Sir Gowther (ca. 1400). Encyclopedia of Medieval Literature

Sir Gowther is a MIDDLE ENGLISH verse ROMANCE in
12-line TAIL-RHYME stanzas. It is composed in a
northeast Midland dialect, and tells the popular
story known generally as “Robert the Devil”—the
story of the violent deeds of a man sired on a mortal
woman by a devil. The best-known and earliest
written version of the story is a 12th-century
French poem of 5,000 lines called Robert le Diable,
which is associated with the father of William the
Conqueror, Robert, the sixth duke of Normandy—
a man whose violence and cruelty were legendary.
While some have assumed the French poem to be
the source of the English one, the story existed in
a number of languages in chronicles, miracle plays,
sermon exempla, romances, and in oral and written
folktales. Sir Gowther is known as one of the
Middle English “Breton LAIS,” though it also bears
some similarities to the genre of SAINTS’ LIVES.

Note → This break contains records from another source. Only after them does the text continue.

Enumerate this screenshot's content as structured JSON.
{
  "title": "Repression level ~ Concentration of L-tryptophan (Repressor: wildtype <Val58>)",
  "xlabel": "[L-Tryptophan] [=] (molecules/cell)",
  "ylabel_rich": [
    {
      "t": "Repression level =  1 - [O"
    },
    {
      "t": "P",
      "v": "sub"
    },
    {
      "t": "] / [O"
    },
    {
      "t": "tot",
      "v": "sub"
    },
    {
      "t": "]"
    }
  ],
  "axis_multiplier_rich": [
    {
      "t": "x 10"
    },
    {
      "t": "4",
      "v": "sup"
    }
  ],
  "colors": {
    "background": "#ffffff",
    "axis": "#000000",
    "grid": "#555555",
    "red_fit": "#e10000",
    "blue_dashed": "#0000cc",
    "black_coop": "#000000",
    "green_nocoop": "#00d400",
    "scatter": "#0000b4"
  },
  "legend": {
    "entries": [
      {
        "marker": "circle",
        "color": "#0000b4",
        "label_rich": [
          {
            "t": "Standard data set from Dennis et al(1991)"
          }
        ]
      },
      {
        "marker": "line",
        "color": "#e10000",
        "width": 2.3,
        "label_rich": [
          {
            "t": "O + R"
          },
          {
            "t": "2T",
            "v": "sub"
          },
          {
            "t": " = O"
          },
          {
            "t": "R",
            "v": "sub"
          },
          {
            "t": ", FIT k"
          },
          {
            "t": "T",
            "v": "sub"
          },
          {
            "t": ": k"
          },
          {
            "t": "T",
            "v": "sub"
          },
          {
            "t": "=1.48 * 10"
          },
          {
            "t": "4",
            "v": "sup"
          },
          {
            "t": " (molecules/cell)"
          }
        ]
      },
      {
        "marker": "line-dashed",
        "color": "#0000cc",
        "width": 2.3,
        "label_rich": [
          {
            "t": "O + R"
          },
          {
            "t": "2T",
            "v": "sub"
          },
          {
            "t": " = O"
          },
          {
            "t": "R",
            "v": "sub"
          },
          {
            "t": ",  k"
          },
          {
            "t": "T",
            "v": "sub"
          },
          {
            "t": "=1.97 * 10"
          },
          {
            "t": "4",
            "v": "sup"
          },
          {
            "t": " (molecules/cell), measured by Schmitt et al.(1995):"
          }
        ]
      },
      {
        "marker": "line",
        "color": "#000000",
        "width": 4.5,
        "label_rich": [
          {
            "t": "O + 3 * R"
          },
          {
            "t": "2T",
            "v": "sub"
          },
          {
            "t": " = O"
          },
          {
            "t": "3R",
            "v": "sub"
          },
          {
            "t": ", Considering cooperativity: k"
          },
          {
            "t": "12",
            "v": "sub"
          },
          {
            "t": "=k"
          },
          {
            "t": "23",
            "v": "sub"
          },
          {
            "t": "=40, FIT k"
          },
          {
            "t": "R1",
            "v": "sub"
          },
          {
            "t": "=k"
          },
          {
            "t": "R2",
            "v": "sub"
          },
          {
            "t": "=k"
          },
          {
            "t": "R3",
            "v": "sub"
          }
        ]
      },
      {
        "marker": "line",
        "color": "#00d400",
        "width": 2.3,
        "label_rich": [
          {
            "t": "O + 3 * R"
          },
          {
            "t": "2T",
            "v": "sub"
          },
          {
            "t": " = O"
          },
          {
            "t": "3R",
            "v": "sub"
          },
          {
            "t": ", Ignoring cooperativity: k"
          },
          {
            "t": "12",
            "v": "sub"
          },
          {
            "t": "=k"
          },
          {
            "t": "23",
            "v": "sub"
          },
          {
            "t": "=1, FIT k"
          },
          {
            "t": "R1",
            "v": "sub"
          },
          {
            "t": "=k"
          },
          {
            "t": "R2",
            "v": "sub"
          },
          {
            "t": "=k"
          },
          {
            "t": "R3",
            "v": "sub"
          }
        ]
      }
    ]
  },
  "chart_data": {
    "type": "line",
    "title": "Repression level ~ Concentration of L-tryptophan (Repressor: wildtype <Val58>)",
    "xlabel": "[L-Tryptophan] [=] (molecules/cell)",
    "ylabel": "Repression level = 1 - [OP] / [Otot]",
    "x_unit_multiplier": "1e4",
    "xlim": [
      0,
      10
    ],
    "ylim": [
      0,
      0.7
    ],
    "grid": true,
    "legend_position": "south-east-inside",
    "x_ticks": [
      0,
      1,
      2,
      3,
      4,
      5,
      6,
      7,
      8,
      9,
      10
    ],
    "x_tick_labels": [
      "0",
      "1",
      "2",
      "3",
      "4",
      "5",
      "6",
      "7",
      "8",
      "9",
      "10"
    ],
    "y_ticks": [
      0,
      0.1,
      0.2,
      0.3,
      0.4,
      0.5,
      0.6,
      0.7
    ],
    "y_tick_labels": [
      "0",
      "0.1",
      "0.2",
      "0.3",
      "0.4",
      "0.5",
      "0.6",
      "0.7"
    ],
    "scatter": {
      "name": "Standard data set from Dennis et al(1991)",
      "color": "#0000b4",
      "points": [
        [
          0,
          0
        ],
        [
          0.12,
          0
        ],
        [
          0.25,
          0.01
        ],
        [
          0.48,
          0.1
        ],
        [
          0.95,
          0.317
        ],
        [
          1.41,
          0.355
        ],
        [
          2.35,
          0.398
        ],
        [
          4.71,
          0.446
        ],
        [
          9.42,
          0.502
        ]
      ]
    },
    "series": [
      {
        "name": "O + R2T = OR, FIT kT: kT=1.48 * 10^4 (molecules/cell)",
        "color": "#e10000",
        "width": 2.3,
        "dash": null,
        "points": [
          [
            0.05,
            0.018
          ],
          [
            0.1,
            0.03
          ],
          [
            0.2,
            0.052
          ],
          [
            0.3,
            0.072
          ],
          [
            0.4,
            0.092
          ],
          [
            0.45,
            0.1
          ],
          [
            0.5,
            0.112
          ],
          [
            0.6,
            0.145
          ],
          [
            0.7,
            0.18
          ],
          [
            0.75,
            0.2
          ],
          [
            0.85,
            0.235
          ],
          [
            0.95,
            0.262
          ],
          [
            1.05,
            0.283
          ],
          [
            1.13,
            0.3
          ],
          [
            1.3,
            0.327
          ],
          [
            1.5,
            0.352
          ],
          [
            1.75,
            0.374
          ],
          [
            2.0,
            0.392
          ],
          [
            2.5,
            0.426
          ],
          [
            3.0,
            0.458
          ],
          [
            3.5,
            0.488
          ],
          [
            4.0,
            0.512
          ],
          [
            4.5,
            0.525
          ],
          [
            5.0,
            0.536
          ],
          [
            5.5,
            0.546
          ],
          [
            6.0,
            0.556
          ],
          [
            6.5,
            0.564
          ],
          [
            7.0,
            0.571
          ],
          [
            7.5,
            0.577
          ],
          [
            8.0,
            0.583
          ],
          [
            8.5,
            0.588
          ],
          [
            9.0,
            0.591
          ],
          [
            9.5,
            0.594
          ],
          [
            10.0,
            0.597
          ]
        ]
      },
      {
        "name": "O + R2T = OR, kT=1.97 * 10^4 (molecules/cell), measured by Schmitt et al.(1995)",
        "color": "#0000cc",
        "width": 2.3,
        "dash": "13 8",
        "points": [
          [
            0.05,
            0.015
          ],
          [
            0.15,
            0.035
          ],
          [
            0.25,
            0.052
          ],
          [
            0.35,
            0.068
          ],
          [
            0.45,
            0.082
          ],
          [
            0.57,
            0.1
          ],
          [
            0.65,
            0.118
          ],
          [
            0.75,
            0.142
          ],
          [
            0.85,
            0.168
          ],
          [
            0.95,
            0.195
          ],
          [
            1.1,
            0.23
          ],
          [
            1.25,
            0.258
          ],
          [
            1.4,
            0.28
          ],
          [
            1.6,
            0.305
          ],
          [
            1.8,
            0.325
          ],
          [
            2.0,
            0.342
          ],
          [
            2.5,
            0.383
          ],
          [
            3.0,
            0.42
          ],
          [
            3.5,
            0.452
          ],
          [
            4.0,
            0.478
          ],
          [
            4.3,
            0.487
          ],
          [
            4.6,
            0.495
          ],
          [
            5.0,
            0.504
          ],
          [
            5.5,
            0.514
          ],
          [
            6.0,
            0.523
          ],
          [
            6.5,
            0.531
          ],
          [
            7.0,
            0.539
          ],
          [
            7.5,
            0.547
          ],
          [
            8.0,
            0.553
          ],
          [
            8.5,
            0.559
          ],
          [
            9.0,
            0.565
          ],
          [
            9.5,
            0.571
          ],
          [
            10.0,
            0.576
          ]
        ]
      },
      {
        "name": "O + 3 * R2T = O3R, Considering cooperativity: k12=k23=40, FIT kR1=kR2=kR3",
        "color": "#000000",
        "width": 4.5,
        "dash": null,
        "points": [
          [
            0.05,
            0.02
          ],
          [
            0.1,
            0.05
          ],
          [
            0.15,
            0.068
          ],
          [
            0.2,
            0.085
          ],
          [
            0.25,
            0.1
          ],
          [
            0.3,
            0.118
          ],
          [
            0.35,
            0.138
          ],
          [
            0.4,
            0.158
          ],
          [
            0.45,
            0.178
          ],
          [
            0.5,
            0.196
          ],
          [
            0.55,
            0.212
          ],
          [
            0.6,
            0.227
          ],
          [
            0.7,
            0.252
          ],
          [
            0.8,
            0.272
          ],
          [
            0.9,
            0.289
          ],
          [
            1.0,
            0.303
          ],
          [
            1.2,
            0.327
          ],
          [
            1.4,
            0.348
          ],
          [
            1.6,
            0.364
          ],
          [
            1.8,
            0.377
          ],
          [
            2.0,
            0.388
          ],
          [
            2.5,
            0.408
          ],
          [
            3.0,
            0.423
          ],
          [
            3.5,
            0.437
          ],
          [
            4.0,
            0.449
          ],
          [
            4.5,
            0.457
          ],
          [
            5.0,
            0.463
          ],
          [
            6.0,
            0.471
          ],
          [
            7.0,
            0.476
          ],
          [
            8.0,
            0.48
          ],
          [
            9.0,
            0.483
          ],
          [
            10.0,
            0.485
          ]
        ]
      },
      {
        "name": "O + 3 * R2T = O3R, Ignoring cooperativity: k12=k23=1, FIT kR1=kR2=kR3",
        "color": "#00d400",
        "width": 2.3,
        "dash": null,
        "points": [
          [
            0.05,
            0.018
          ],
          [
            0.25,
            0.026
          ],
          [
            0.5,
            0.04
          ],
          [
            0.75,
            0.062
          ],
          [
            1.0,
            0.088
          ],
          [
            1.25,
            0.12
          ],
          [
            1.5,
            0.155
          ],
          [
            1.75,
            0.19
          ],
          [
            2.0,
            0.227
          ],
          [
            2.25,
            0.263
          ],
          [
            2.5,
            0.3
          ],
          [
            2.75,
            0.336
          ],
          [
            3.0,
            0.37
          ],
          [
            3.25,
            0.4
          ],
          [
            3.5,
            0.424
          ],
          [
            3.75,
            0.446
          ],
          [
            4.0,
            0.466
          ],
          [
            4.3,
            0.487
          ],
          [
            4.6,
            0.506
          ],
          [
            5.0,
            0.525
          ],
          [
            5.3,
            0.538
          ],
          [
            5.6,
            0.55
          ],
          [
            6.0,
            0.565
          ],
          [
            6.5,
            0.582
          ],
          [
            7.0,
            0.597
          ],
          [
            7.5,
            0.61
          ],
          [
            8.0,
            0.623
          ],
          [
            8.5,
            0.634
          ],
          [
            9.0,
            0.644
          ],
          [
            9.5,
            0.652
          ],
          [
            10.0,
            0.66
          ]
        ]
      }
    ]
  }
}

In the poem Gowther’s mother is unable to
have a child with her husband, and prays desperately
for a baby. The Devil hears her prayer, and engenders
Gowther with her, apparently in the guise
of her husband. But Gowther’s demonic heritage
manifests itself quickly: He grows teeth as an infant.
He also grows prodigiously, and his voracious
appetite kills nine wet nurses, before he ultimately
bites off his own mother’s nipple. As he grows up,
he engages in a series of barbarous acts, including
raping a convent of nuns. His father, in an effort
to rein in his wild lawlessness, has him baptized
and makes Gowther a knight, but the chivalric
code means nothing to Sir Gowther, and he continues
his evil ways until, one day, an old earl reveals
to Gowther that his father was thought to be
a demon. The shock of this leads Gowther to confront
his mother at knifepoint to discover the
truth.
It is the truth that sets Gowther on the road to
redemption. After first going to Rome and confessing
his sins, he begins a long period of penance. He
is made mute, cut off from humanity in the wilderness,
and condemned to eat only the food brought
to him by dogs. From here he enters the emperor’s
court, where he assumes the role of Hobbe the Fool,
taking a position under the table with the dogs,who
continue to bring him food, now from the hand of
the emperor’s mute daughter, with whom Gowther
carries on a chaste relationship despite their mutual
silence. During a three-day tournament between the
forces of the emperor and the Saracen forces of a
sultan who is a suitor for the hand of the emperor’s
daughter, Gowther prays each day for a shield,
horse, and armor to fight the Saracens. His mute
prayers are answered, and on three successive days,
he defeats his foes on the battlefield in disguise, and
returns each night to his position under the table.
Only the daughter knows of his exploits. But when
he is wounded in the shoulder, the lady is so distressed
that she leaps from a tower. She lies comatose
for three days, but finally awakens and,
miraculously, is able to speak. She absolves Gowther,
and in doing so ends his penance, restoring him to
his full humanity. The two marry. Gowther ends up
inheriting the German Empire, marrying his
mother to a new husband, and building an abbey to
atone for his sins against the nuns.
Sir Gowther survives in two 15th-century manuscripts—
British Museum Royal MS 17 B.43, and
the National Library of Scotland MS Advocates
19.3.1.While the manuscripts are substantially the
same, the British Museum manuscript (which is
the younger of the two) leaves out the description
of Gowther’s ravishing of the nuns. It also adds a
section identifying Gowther with the eighth century
English saint Guthlac,who founded Croyland
Abbey. It seems likely that the two manuscripts
were intended for different audiences—that the
audience of the British Museum manuscript was
more refined, less interested in the violent or scurrilous
details, and more interested in hearing a
saint’s life. Clearly the popular folktale had a broad
appeal across different social classes.
Bibliography
Hopkins, Andrea. The Sinful Knights: A Study of Middle
English Penitential Romances. Oxford: Clarendon
Press, 1990.
Marchalonis, Shirley. “Sir Gowther: The Process of a
Romance,” Chaucer Review 6 (1971): 14–29.
Sir Gowther, in The Middle English Breton Lays, edited
by Anne Laskaya and Eve Salisbury. Kalamazoo,
Mich.:Medieval Institute Publications, 1995.